Quinta-feira, 25 de setembro de 2025
Por Redação O Sul | 22 de março de 2020
Que a pandemia de coronavírus dará origem a um período de recessão econômica global parece ponto indiscutível entre os analistas econômicos. Pulando essa etapa, o que sociólogos e economistas discutem na Europa é que papel terão o estado de bem-estar social e a presença de um sistema de saúde amplo, senão universal, na contenção dessa contração e da pandemia.
Ou seja: uma rede de proteção que faça com que o cidadão não precise escolher entre se proteger (e aos demais) e pagar o aluguel e ao mesmo tempo consiga atendimento médico sem ter de se preocupar com a conta a ser paga. Isso reduziria custos ao diminuir as chances de desemprego, de desaquecimento da economia —e de disseminação do novo vírus.
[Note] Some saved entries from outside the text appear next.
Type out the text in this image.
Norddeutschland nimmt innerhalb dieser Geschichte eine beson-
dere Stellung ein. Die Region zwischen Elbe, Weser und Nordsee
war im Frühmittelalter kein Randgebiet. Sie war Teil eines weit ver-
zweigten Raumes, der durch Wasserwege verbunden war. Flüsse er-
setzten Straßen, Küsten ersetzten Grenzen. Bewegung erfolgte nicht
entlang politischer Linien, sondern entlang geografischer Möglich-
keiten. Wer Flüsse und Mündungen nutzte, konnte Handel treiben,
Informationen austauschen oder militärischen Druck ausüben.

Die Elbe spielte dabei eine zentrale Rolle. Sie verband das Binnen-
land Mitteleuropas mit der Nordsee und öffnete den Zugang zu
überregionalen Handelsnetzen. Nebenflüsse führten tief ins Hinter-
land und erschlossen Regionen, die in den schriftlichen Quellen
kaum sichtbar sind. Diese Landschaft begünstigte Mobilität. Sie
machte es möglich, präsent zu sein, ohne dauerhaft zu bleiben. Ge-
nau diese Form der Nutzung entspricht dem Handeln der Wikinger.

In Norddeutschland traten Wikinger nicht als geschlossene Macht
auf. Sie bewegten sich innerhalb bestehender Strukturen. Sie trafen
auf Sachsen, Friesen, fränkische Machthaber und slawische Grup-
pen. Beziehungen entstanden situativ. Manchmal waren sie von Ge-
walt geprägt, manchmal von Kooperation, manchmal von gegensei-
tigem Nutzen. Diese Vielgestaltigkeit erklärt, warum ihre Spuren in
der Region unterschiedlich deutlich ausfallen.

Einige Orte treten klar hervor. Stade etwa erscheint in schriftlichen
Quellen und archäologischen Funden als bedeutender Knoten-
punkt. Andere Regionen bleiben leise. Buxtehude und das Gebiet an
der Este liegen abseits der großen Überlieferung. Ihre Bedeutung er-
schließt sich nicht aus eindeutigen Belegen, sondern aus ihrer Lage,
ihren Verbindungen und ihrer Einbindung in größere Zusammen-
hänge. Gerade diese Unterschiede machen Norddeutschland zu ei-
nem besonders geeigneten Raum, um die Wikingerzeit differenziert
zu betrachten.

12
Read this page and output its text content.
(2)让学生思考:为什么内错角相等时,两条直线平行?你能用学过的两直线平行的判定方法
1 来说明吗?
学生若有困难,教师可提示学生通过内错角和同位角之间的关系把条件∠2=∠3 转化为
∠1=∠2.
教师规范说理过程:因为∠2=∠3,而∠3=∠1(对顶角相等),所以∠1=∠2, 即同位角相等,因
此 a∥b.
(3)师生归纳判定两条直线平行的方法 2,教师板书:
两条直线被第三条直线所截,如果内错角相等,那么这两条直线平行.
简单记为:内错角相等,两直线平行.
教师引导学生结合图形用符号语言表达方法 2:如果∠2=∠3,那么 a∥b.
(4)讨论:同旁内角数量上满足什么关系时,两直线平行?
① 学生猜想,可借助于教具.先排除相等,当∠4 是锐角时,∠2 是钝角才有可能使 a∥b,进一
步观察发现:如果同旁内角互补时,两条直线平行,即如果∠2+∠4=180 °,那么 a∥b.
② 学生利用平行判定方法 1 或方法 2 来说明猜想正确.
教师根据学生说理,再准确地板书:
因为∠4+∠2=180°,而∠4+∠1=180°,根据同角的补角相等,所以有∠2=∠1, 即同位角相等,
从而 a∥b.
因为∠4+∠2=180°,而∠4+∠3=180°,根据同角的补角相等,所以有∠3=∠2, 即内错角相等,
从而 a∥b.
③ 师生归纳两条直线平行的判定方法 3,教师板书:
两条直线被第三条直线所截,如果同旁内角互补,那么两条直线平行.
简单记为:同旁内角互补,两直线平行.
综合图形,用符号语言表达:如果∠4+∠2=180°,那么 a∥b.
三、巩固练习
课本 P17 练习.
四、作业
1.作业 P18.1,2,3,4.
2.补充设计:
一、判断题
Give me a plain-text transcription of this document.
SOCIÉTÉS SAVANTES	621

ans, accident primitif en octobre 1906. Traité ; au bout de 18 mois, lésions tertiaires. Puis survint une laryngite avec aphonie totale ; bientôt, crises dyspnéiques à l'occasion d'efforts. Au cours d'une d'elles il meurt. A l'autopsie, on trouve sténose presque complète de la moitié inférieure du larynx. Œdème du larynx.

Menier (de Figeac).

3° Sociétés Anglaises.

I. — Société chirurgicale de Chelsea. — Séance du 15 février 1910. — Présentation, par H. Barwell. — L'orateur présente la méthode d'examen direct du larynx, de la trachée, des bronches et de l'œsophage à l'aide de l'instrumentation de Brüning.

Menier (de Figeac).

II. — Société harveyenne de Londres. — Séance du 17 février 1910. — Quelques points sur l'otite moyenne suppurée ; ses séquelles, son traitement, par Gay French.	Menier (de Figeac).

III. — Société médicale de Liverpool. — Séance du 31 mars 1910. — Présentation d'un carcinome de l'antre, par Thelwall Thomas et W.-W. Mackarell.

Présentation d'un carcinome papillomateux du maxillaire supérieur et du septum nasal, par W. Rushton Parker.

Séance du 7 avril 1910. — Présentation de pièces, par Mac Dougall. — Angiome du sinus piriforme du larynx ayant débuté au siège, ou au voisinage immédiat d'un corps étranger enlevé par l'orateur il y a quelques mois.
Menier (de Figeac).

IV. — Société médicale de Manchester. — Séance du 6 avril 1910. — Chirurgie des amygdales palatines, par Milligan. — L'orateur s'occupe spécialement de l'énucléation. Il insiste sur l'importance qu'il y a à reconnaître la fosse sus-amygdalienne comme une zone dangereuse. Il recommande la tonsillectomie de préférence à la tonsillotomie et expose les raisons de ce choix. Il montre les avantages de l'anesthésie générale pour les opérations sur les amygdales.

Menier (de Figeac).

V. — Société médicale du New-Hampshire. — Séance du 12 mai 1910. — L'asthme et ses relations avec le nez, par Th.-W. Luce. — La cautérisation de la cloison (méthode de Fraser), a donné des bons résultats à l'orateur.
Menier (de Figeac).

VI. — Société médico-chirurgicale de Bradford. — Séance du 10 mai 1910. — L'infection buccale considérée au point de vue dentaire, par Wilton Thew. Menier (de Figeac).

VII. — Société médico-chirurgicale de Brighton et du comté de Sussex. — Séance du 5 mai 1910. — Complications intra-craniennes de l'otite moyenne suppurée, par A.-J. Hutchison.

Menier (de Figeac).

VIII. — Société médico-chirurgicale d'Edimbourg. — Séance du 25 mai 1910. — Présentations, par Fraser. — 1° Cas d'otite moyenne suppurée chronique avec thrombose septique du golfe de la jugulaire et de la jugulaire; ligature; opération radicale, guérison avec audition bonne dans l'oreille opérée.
A resposta para muitos é inequívoca: um papel central, talvez superior ao de medidas fiscais e monetárias. “Os Estados do norte e do oeste da Europa, mais inclusivos, com gastos sociais maiores, ampla cobertura de bem-estar e bolsos fiscais relativamente profundos, como Suécia, Dinamarca, Finlândia, Áustria, Alemanha e Holanda, protegeram a população de modo admirável durante a recessão, tanto com políticas para grupos de risco quanto em termos de estabilização macroeconômica.
Eles também recuperaram altos níveis de emprego relativamente rápido”, disse Anton Hemerijck, professor do European University Institute, em relação à crise financeira mundial de 2008. “A crise do coronavírus, como uma crise aguda de saúde, certamente reforçará o imperativo de um estado de bem-estar social revigorado. A resiliência da saúde pública certamente terá consequências políticas.”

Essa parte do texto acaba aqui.